Creating the Environment

If you have not already, you will want to get yourself set up with an AWS account. We will only cover the parts of AWS needed for your dev environment, because there is a lot of functionality you can get from your AWS account. Once your account is set up, from the home screen, search for Cloud9. On the screen that comes up you will see the option New AWS Cloud9 environment:

the button for creating an environment in Cloud9

You will be asked for a name, which you can change later, for example “LAMP stack dev environment” so it’s easy for us to know what’s on the environment. The next screen gives us a lot more options. As we are creating the instance in AWS we keep the top option to create the instance.

you want to use the create instance option

For what we are doing, we can stay with the default instance type t2.micro. This has the added benefit that this instance is included in the free tier. The only option we will change is the Platform. By default AWS selects Amazon Linux, but we want to keep our options open about where we will be deploying this app, so lets instead select Ubuntu Linux.

Choose Ubunto linux

You can now proceed and create the environment, it might take a while for the new server to be provisioned.

Using the LAMP Stack

Once the screen has loaded you will be taken to the Cloud9 Interface. The first thing we want to do is sort out our LAMP stack and get it configured properly. To do this we can use the terminal that can be found in the bottom of the IDE screen.

Fortunately AWS have some great guides for setting up and doing the basic configuring of the LAMP stack. If you follow the first three steps here. You should be left with a fully configured LAMP stack. The last command you run (the one called Get the URL to the index.php file within the web server root) gives you an IP Address based url you can use to view your site, this address will be your instance ip addess with /index.php after it.

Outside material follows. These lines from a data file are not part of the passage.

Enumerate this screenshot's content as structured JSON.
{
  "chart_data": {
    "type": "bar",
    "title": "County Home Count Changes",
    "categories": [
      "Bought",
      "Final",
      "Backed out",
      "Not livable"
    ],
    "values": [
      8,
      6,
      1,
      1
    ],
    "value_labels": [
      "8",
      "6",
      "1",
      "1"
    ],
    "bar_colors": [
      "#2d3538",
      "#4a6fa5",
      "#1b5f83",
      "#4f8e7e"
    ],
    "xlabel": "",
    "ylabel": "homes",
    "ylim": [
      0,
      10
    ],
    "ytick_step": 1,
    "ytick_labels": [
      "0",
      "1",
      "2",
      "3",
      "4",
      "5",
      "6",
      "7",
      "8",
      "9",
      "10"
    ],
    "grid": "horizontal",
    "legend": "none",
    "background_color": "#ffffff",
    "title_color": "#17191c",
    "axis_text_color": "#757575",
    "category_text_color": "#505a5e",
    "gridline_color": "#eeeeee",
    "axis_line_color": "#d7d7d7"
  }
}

So, now you can preview your site in the browser, we don’t want to run the final fourth step in the guide because that will delete the AWS security rules you have just created and stop your dev site being publicly visible. Because we want to be able to continue previewing it as we work, we will instead just add some password protection to the server.

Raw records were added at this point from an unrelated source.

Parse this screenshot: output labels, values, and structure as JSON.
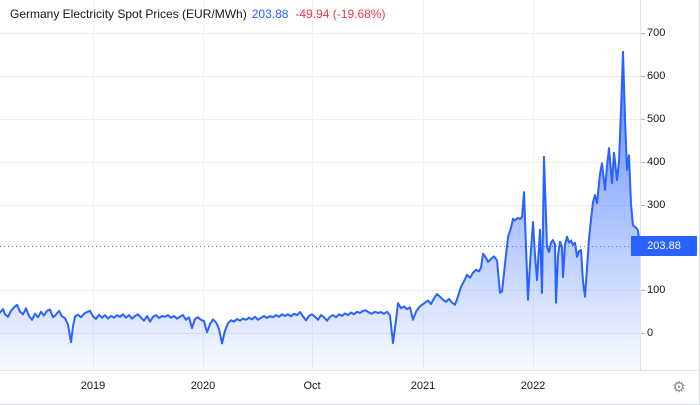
{
  "header": {
    "title": "Germany Electricity Spot Prices (EUR/MWh)",
    "value": "203.88",
    "change": "-49.94 (-19.68%)"
  },
  "icons": {
    "settings": "⚙"
  },
  "colors": {
    "accent": "#2962FF",
    "negative": "#F23645",
    "text": "#131722",
    "grid": "#ECEEF2",
    "axis_border": "#E0E3EB"
  },
  "chart_data": {
    "type": "area",
    "title": "Germany Electricity Spot Prices (EUR/MWh)",
    "ylabel": "EUR/MWh",
    "grid": true,
    "legend_position": "none",
    "xlim": [
      0,
      640
    ],
    "ylim": [
      -86,
      777
    ],
    "last_value": 203.88,
    "last_label": "203.88",
    "change_label": "-49.94 (-19.68%)",
    "y_ticks": [
      {
        "label": "700",
        "value": 700
      },
      {
        "label": "600",
        "value": 600
      },
      {
        "label": "500",
        "value": 500
      },
      {
        "label": "400",
        "value": 400
      },
      {
        "label": "300",
        "value": 300
      },
      {
        "label": "100",
        "value": 100
      },
      {
        "label": "0",
        "value": 0
      }
    ],
    "x_ticks": [
      {
        "label": "2019",
        "x": 93
      },
      {
        "label": "2020",
        "x": 203
      },
      {
        "label": "Oct",
        "x": 312
      },
      {
        "label": "2021",
        "x": 423
      },
      {
        "label": "2022",
        "x": 533
      }
    ],
    "series": [
      {
        "name": "Germany Electricity Spot Price (EUR/MWh)",
        "points": [
          [
            0,
            48
          ],
          [
            3,
            56
          ],
          [
            5,
            44
          ],
          [
            8,
            38
          ],
          [
            11,
            52
          ],
          [
            14,
            60
          ],
          [
            17,
            66
          ],
          [
            20,
            50
          ],
          [
            23,
            44
          ],
          [
            26,
            58
          ],
          [
            29,
            40
          ],
          [
            32,
            31
          ],
          [
            35,
            45
          ],
          [
            38,
            37
          ],
          [
            41,
            50
          ],
          [
            44,
            41
          ],
          [
            47,
            52
          ],
          [
            50,
            55
          ],
          [
            53,
            37
          ],
          [
            56,
            43
          ],
          [
            59,
            52
          ],
          [
            62,
            39
          ],
          [
            65,
            35
          ],
          [
            68,
            20
          ],
          [
            71,
            -21
          ],
          [
            73,
            16
          ],
          [
            75,
            39
          ],
          [
            78,
            43
          ],
          [
            81,
            37
          ],
          [
            84,
            45
          ],
          [
            87,
            49
          ],
          [
            90,
            52
          ],
          [
            93,
            39
          ],
          [
            96,
            33
          ],
          [
            99,
            43
          ],
          [
            102,
            36
          ],
          [
            105,
            42
          ],
          [
            108,
            34
          ],
          [
            111,
            40
          ],
          [
            114,
            36
          ],
          [
            117,
            42
          ],
          [
            120,
            38
          ],
          [
            123,
            44
          ],
          [
            126,
            36
          ],
          [
            129,
            42
          ],
          [
            132,
            34
          ],
          [
            135,
            40
          ],
          [
            138,
            44
          ],
          [
            141,
            36
          ],
          [
            144,
            29
          ],
          [
            147,
            40
          ],
          [
            150,
            27
          ],
          [
            153,
            38
          ],
          [
            156,
            42
          ],
          [
            159,
            35
          ],
          [
            162,
            40
          ],
          [
            165,
            38
          ],
          [
            168,
            42
          ],
          [
            171,
            36
          ],
          [
            174,
            40
          ],
          [
            177,
            34
          ],
          [
            180,
            38
          ],
          [
            183,
            42
          ],
          [
            186,
            31
          ],
          [
            189,
            37
          ],
          [
            192,
            12
          ],
          [
            195,
            33
          ],
          [
            198,
            37
          ],
          [
            201,
            31
          ],
          [
            204,
            28
          ],
          [
            207,
            2
          ],
          [
            210,
            21
          ],
          [
            213,
            32
          ],
          [
            216,
            25
          ],
          [
            219,
            10
          ],
          [
            222,
            -24
          ],
          [
            225,
            6
          ],
          [
            228,
            23
          ],
          [
            231,
            30
          ],
          [
            234,
            27
          ],
          [
            237,
            33
          ],
          [
            240,
            29
          ],
          [
            243,
            34
          ],
          [
            246,
            31
          ],
          [
            249,
            36
          ],
          [
            252,
            32
          ],
          [
            255,
            38
          ],
          [
            258,
            31
          ],
          [
            261,
            36
          ],
          [
            264,
            40
          ],
          [
            267,
            35
          ],
          [
            270,
            40
          ],
          [
            273,
            37
          ],
          [
            276,
            42
          ],
          [
            279,
            38
          ],
          [
            282,
            44
          ],
          [
            285,
            40
          ],
          [
            288,
            44
          ],
          [
            291,
            39
          ],
          [
            294,
            45
          ],
          [
            297,
            42
          ],
          [
            300,
            49
          ],
          [
            303,
            39
          ],
          [
            306,
            30
          ],
          [
            309,
            40
          ],
          [
            312,
            44
          ],
          [
            315,
            38
          ],
          [
            318,
            31
          ],
          [
            321,
            42
          ],
          [
            324,
            37
          ],
          [
            327,
            29
          ],
          [
            330,
            38
          ],
          [
            333,
            42
          ],
          [
            336,
            37
          ],
          [
            339,
            44
          ],
          [
            342,
            40
          ],
          [
            345,
            46
          ],
          [
            348,
            42
          ],
          [
            351,
            48
          ],
          [
            354,
            44
          ],
          [
            357,
            50
          ],
          [
            360,
            47
          ],
          [
            363,
            52
          ],
          [
            366,
            53
          ],
          [
            369,
            48
          ],
          [
            372,
            45
          ],
          [
            375,
            50
          ],
          [
            378,
            47
          ],
          [
            381,
            49
          ],
          [
            384,
            45
          ],
          [
            387,
            50
          ],
          [
            390,
            41
          ],
          [
            393,
            -23
          ],
          [
            396,
            30
          ],
          [
            398,
            70
          ],
          [
            401,
            58
          ],
          [
            404,
            62
          ],
          [
            407,
            56
          ],
          [
            410,
            60
          ],
          [
            413,
            31
          ],
          [
            416,
            50
          ],
          [
            419,
            60
          ],
          [
            422,
            66
          ],
          [
            425,
            71
          ],
          [
            428,
            76
          ],
          [
            431,
            68
          ],
          [
            434,
            81
          ],
          [
            437,
            91
          ],
          [
            440,
            85
          ],
          [
            443,
            78
          ],
          [
            446,
            73
          ],
          [
            449,
            80
          ],
          [
            452,
            71
          ],
          [
            455,
            66
          ],
          [
            458,
            86
          ],
          [
            461,
            108
          ],
          [
            464,
            121
          ],
          [
            467,
            136
          ],
          [
            470,
            129
          ],
          [
            473,
            141
          ],
          [
            476,
            148
          ],
          [
            479,
            144
          ],
          [
            481,
            153
          ],
          [
            483,
            185
          ],
          [
            486,
            176
          ],
          [
            488,
            166
          ],
          [
            491,
            173
          ],
          [
            494,
            179
          ],
          [
            497,
            170
          ],
          [
            500,
            94
          ],
          [
            502,
            97
          ],
          [
            505,
            161
          ],
          [
            508,
            224
          ],
          [
            511,
            246
          ],
          [
            513,
            267
          ],
          [
            515,
            263
          ],
          [
            518,
            269
          ],
          [
            520,
            266
          ],
          [
            522,
            271
          ],
          [
            524,
            329
          ],
          [
            526,
            201
          ],
          [
            528,
            78
          ],
          [
            530,
            161
          ],
          [
            533,
            259
          ],
          [
            535,
            181
          ],
          [
            537,
            124
          ],
          [
            539,
            202
          ],
          [
            540,
            241
          ],
          [
            542,
            94
          ],
          [
            544,
            411
          ],
          [
            547,
            201
          ],
          [
            549,
            189
          ],
          [
            551,
            211
          ],
          [
            553,
            217
          ],
          [
            555,
            206
          ],
          [
            556,
            71
          ],
          [
            558,
            181
          ],
          [
            560,
            213
          ],
          [
            562,
            201
          ],
          [
            563,
            131
          ],
          [
            565,
            206
          ],
          [
            567,
            225
          ],
          [
            569,
            211
          ],
          [
            571,
            216
          ],
          [
            573,
            206
          ],
          [
            575,
            211
          ],
          [
            577,
            178
          ],
          [
            579,
            191
          ],
          [
            581,
            194
          ],
          [
            583,
            121
          ],
          [
            585,
            85
          ],
          [
            587,
            151
          ],
          [
            589,
            221
          ],
          [
            591,
            264
          ],
          [
            593,
            306
          ],
          [
            595,
            322
          ],
          [
            597,
            303
          ],
          [
            600,
            371
          ],
          [
            602,
            396
          ],
          [
            605,
            334
          ],
          [
            607,
            390
          ],
          [
            609,
            431
          ],
          [
            612,
            350
          ],
          [
            614,
            421
          ],
          [
            617,
            357
          ],
          [
            619,
            401
          ],
          [
            621,
            521
          ],
          [
            623,
            656
          ],
          [
            625,
            501
          ],
          [
            627,
            381
          ],
          [
            629,
            415
          ],
          [
            631,
            301
          ],
          [
            633,
            251
          ],
          [
            635,
            248
          ],
          [
            637,
            243
          ],
          [
            638,
            239
          ],
          [
            640,
            204
          ]
        ]
      }
    ]
  }
}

To do this run the following command to install the apache password utils:

sudo apt-get install apache2-utils

Now, you can create the user that you will use to view the site:

sudo htpasswd -c /etc/apache2/.htpasswd demo_username

This command will create a user called demo_username and prompt us to give it a password.

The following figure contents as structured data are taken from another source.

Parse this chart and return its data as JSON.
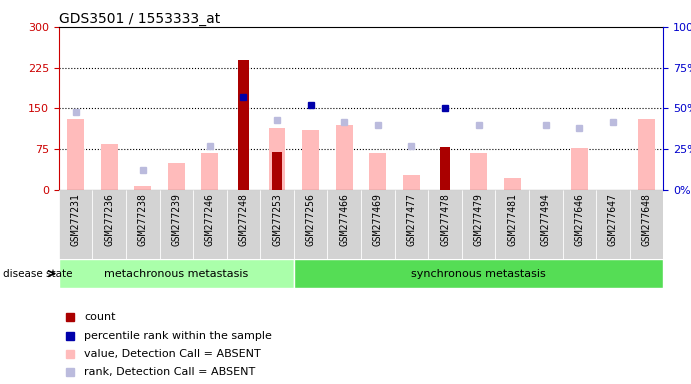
{
  "title": "GDS3501 / 1553333_at",
  "samples": [
    "GSM277231",
    "GSM277236",
    "GSM277238",
    "GSM277239",
    "GSM277246",
    "GSM277248",
    "GSM277253",
    "GSM277256",
    "GSM277466",
    "GSM277469",
    "GSM277477",
    "GSM277478",
    "GSM277479",
    "GSM277481",
    "GSM277494",
    "GSM277646",
    "GSM277647",
    "GSM277648"
  ],
  "count": [
    0,
    0,
    0,
    0,
    0,
    240,
    70,
    0,
    0,
    0,
    0,
    80,
    0,
    0,
    0,
    0,
    0,
    0
  ],
  "percentile_rank": [
    null,
    null,
    null,
    null,
    null,
    57,
    null,
    52,
    null,
    null,
    null,
    50,
    null,
    null,
    null,
    null,
    null,
    null
  ],
  "value_absent": [
    130,
    85,
    8,
    50,
    68,
    null,
    115,
    110,
    120,
    68,
    28,
    null,
    68,
    22,
    null,
    78,
    null,
    130
  ],
  "rank_absent": [
    48,
    null,
    12,
    null,
    27,
    null,
    43,
    null,
    42,
    40,
    27,
    null,
    40,
    null,
    40,
    38,
    42,
    null
  ],
  "group1_count": 7,
  "group1_label": "metachronous metastasis",
  "group2_label": "synchronous metastasis",
  "ylim_left": [
    0,
    300
  ],
  "ylim_right": [
    0,
    100
  ],
  "yticks_left": [
    0,
    75,
    150,
    225,
    300
  ],
  "yticks_right": [
    0,
    25,
    50,
    75,
    100
  ],
  "left_tick_color": "#cc0000",
  "right_tick_color": "#0000cc",
  "value_absent_color": "#ffbbbb",
  "rank_absent_color": "#bbbbdd",
  "count_color": "#aa0000",
  "percentile_color": "#0000aa",
  "group_bg1": "#aaffaa",
  "group_bg2": "#55dd55",
  "group_border_color": "#ffffff",
  "legend_items": [
    "count",
    "percentile rank within the sample",
    "value, Detection Call = ABSENT",
    "rank, Detection Call = ABSENT"
  ],
  "legend_colors": [
    "#aa0000",
    "#0000aa",
    "#ffbbbb",
    "#bbbbdd"
  ]
}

Now we just need to enable password restriction on the server. Firstly we open the apache config:

sudo nano /etc/apache2/sites-enabled/000-default.conf

And add the following directive:

<Directory "/var/www/html">
AuthType Basic
AuthName "Restricted Content"
AuthUserFile /etc/apache2/.htpasswd
Require valid-user
</Directory>

just before the closing Virtualhost tag (</VirtualHost>).

You can test the change with:

apachectl configtest

And if the test passes you can restart the server with the command:

sudo service apache2 restart

Now check your test url again. It should bring up a password prompt which you must fill before you can view the page. Enter the username and password you chose, and you should now be able to view your site. Now you have a basic dev environment, you can start building your application in the default /var/www/html directory.

Of course you can now create more sites in the Environment with other locations. If you want these sites to be password protected too, don’t forget to set the same directive as above for those locations as well.

Conclusion

We have just taken a tiny step into all the functionality available using these tools. The AWS Cloud9 user guide is a great resource for digging deeper into this. Once you have closed your IDE tab, as long as you left the default settings enabled when you created the environment it will turn off after half an hour. This ensures you will only have to pay for the instance when you are actually using it. You can check this by searching for EC2 in the AWS dashboard and going through to the instances section, and checking that theĀ  instance is stopped (more info is available here) and of course when the instance is stopped your test url will stop working.

Another cost to bear in mind is the Elastic Block Store volume that is attached to the instance hosting your environment. Unfortunately you have to pay for this even when the instance is not running. The cost is pretty low, depending on your region it’s around $0.11 per GB per month which adds up to just over one dollar a month for the default 10GB Environment. Fortunately the free tier comes with 30GB of free storage for the first year, so enough for three of those.

One great advantage of this approach is that you dev environment is now totally separate from your own machine. You can work on it from any machine with a web browser, and share Environments with other people too.